Despite recent signs of stabilization, underperforming CMBS retail assets in secondary and tertiary markets will face a slow recovery going into 2016 if retailers experience a weak holiday season, according to Fitch Ratings.
Though the US Department of Commerce’s measure of all retail sales reported that September’s sales have risen by 2.4% year over year, Fitch expects that retail holiday sales will be up between 3.0%-4.0% compared with last year’s 4.1%.
Store closings have already been frequent so far this year, including names like The Gap, Family Dollar, Dollar Tree, Dollar General, Macy’s, Office Depot/Office Max, American Eagle, and Golf Galaxy.
Disappointing sales and/or pressure on labor costs due to minimum wage hikes (launched in the spring) could lead to additional store closings, particularly in underperforming locations in class B and C malls, according to Fitch.
Retail delinquencies are lagging the rest of the CMBS market, climbing 39 bps over the past 12 months compared to an overall 31 bps delinquency rate decline.
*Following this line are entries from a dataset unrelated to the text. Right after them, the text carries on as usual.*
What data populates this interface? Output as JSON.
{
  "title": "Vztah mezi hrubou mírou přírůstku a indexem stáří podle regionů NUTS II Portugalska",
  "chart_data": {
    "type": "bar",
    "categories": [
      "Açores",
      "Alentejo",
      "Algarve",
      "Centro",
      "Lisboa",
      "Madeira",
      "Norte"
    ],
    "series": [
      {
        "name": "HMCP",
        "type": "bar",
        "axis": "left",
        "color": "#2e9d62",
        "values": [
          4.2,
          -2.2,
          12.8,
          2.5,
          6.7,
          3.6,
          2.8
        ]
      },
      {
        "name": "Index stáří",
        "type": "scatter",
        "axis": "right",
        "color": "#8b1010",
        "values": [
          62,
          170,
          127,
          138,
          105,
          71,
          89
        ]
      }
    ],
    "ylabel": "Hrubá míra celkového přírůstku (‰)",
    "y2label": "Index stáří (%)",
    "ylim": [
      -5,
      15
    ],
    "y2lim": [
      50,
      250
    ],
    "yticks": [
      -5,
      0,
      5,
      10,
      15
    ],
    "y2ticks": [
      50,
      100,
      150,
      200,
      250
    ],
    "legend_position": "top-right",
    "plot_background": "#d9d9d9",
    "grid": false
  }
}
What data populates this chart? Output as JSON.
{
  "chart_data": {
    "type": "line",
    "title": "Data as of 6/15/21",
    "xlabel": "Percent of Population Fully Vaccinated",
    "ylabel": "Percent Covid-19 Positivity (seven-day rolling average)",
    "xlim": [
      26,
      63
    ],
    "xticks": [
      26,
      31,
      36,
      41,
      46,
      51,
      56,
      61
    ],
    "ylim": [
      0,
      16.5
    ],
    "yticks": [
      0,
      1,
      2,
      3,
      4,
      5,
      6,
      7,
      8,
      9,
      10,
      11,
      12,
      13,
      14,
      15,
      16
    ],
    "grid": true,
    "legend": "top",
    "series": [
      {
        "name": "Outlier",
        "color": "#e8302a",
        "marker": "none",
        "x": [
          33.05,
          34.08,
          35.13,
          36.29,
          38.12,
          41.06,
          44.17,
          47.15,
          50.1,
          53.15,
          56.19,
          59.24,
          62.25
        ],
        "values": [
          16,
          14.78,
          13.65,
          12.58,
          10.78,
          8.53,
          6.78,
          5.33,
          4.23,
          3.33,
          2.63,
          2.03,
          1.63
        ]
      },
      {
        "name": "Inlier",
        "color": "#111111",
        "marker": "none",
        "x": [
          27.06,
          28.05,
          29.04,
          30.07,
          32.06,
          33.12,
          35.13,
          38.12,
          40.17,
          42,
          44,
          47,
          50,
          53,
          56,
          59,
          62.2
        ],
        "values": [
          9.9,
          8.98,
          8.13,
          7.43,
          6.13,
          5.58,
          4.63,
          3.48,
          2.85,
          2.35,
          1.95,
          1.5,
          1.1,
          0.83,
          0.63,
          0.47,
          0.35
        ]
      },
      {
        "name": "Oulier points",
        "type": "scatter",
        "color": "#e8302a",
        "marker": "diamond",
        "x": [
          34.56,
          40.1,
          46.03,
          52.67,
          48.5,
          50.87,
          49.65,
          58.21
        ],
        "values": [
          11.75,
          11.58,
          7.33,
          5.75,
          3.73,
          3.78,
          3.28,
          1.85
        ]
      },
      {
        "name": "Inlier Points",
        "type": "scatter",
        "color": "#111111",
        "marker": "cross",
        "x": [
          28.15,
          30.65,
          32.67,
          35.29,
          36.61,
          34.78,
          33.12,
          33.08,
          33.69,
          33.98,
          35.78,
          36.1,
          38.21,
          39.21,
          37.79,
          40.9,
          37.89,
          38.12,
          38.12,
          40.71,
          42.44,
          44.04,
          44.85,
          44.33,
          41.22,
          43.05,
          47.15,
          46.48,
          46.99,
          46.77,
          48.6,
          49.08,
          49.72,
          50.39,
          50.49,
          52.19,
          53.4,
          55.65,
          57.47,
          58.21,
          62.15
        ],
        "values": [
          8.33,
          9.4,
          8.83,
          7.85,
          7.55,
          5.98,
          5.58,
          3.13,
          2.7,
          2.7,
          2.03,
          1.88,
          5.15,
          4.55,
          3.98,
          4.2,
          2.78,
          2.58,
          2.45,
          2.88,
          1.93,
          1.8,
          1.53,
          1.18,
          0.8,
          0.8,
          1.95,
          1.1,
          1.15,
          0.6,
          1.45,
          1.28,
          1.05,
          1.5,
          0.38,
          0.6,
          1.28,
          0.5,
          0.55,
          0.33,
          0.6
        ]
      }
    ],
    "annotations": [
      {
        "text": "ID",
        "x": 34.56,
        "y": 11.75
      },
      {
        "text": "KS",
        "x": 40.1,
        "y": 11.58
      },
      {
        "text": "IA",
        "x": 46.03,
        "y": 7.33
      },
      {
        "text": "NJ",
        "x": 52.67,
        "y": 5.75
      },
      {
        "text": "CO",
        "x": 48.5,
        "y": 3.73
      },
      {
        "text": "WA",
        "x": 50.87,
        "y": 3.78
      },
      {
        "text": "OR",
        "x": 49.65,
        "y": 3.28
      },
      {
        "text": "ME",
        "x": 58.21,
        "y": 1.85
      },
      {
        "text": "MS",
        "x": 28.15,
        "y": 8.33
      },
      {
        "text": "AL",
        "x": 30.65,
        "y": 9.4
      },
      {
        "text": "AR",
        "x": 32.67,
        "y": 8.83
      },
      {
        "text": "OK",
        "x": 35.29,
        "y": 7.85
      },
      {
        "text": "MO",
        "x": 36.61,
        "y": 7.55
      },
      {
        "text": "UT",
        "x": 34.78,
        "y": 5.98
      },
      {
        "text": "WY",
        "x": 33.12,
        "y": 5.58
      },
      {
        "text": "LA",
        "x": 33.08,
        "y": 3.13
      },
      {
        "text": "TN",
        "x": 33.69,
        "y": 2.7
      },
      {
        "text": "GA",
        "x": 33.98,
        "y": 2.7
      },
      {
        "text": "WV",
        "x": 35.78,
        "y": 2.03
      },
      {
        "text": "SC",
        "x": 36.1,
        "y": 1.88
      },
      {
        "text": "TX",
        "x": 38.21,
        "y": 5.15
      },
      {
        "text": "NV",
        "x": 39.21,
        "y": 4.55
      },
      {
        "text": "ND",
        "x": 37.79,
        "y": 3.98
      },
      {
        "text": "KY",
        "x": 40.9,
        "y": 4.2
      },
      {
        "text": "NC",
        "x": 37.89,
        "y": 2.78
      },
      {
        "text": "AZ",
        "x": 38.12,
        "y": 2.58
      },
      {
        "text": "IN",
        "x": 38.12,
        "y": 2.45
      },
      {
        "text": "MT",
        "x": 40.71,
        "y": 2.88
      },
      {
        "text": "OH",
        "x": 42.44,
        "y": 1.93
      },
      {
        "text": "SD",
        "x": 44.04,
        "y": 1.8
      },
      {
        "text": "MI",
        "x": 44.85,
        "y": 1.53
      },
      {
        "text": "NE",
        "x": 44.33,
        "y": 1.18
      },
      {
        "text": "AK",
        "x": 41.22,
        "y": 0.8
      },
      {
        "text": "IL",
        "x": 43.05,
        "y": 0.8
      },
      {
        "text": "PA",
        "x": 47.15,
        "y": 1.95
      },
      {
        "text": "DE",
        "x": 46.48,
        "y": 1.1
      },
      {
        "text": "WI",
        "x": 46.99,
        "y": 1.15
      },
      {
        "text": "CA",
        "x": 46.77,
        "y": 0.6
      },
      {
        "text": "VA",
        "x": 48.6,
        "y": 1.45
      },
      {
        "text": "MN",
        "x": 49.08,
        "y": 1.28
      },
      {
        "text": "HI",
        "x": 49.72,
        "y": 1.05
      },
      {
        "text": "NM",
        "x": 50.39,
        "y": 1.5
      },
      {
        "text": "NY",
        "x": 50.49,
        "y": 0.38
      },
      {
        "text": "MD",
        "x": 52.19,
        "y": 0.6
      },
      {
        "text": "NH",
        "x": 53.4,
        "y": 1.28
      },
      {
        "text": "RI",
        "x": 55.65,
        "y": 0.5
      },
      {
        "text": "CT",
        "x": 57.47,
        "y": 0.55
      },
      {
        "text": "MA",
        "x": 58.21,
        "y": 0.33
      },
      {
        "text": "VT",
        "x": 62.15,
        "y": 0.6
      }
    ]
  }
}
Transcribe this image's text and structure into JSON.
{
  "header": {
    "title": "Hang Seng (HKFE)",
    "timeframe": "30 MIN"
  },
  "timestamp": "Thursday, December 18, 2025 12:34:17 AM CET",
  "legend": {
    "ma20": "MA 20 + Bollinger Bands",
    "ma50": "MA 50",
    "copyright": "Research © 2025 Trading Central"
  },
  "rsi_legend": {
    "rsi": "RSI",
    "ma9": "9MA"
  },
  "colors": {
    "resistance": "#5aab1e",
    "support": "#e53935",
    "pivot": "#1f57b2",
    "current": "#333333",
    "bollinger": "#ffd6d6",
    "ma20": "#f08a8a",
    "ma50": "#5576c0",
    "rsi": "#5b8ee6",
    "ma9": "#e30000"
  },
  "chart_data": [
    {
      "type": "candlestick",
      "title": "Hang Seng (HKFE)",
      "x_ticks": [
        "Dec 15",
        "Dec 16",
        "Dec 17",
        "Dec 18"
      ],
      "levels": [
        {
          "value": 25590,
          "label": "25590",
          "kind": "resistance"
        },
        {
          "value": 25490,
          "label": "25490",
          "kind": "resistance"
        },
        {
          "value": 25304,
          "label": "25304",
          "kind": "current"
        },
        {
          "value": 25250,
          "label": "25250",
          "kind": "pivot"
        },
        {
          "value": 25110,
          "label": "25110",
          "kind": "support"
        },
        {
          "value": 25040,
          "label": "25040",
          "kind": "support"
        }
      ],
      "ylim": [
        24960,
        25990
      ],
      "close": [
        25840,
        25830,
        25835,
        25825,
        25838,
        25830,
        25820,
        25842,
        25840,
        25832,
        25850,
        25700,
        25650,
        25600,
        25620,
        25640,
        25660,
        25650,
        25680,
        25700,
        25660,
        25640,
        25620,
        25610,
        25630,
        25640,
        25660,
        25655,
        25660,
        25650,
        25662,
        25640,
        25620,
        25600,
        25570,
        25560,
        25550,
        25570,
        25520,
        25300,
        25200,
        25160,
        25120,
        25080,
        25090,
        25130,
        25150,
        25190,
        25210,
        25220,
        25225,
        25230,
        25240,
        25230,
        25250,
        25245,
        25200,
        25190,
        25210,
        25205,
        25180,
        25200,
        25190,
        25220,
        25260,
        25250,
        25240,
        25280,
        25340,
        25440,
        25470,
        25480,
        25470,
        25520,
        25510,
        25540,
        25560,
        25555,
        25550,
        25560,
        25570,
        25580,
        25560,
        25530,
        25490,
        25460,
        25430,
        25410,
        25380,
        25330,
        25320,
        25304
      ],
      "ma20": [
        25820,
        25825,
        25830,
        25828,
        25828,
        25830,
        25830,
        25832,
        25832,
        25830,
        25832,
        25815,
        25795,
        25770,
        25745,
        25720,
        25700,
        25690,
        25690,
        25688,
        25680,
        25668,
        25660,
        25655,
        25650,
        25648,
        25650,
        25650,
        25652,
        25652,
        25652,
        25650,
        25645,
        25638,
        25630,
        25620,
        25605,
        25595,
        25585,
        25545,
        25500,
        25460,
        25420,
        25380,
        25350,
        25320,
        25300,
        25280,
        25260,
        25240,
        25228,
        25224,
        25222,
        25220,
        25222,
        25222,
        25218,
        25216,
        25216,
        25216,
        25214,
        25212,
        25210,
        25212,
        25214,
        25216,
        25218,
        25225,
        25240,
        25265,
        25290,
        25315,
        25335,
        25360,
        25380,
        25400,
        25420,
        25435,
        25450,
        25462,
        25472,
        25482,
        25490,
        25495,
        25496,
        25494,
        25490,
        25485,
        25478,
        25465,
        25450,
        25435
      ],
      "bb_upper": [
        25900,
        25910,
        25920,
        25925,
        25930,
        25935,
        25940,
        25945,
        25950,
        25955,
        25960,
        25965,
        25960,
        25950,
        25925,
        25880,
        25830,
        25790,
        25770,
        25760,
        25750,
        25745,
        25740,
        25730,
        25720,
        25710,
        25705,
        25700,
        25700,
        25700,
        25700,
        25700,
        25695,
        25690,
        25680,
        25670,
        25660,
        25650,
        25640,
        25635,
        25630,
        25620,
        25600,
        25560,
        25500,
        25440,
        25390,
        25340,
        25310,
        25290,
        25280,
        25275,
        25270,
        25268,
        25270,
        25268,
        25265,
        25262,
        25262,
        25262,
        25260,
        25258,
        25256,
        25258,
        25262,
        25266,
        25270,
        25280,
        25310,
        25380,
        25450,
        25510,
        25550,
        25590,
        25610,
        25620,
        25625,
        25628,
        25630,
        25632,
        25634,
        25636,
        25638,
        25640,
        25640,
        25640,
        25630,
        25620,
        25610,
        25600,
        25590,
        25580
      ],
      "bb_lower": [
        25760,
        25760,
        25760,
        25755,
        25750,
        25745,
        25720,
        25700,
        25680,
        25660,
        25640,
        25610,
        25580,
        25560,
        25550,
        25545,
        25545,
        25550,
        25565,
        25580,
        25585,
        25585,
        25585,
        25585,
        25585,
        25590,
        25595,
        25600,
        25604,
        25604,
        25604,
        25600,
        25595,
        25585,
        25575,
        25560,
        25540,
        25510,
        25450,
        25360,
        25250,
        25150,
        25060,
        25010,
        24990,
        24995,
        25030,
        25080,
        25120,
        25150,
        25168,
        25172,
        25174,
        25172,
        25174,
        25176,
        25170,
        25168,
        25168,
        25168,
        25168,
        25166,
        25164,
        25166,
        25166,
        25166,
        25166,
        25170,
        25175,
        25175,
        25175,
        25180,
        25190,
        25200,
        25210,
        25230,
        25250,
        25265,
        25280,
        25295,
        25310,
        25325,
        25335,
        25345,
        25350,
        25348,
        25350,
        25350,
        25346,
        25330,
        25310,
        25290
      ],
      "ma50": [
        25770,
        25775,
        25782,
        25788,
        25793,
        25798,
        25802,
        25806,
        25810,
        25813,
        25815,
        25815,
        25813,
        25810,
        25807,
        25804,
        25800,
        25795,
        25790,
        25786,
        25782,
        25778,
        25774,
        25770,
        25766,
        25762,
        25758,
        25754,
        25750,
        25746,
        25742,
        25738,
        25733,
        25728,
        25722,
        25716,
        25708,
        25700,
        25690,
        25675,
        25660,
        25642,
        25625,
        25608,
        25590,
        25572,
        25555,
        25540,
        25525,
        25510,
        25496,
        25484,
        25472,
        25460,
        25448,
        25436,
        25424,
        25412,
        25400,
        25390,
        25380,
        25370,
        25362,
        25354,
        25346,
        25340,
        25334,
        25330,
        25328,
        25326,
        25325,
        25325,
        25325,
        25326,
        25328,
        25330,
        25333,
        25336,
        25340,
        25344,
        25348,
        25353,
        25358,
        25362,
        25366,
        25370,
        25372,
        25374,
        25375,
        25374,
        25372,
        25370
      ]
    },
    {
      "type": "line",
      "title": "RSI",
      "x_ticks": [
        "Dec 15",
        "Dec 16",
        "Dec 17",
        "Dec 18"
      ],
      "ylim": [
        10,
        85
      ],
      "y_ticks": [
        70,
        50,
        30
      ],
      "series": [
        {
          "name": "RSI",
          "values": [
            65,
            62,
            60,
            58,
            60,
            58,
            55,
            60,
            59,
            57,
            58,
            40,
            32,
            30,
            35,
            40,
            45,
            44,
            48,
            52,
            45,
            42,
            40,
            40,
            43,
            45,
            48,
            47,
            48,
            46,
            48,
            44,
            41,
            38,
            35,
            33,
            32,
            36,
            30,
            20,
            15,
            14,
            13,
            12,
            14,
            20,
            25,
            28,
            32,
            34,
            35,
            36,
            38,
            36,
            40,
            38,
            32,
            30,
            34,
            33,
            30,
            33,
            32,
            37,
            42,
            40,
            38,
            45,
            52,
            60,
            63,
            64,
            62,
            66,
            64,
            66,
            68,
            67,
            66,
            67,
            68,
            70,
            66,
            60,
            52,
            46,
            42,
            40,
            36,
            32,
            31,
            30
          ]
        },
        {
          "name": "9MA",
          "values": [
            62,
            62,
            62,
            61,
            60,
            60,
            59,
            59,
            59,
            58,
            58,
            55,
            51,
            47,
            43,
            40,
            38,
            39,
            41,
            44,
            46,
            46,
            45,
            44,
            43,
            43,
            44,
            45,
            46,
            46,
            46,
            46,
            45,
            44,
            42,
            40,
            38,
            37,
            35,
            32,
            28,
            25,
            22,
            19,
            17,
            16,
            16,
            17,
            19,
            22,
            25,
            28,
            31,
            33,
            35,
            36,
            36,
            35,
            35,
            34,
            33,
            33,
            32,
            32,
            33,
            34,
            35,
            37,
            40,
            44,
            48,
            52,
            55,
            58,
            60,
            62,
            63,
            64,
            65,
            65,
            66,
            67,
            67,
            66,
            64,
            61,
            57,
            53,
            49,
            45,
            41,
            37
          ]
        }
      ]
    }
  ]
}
Additionally, retail assets have been the slowest to refinance.
However, while 2Q15 CMBS retail vacancy declined to a new post-recession low, rents grew by a tepid 0.6%. And modest construction activity “will help support rental rates, as it will ensure that the amount of available mall space is prudent.”
The ratings agency noted earlier this year that retail loans falling into special servicing typically back malls in weaker secondary or tertiary markets, especially malls suffering from the departure of an anchor tenant.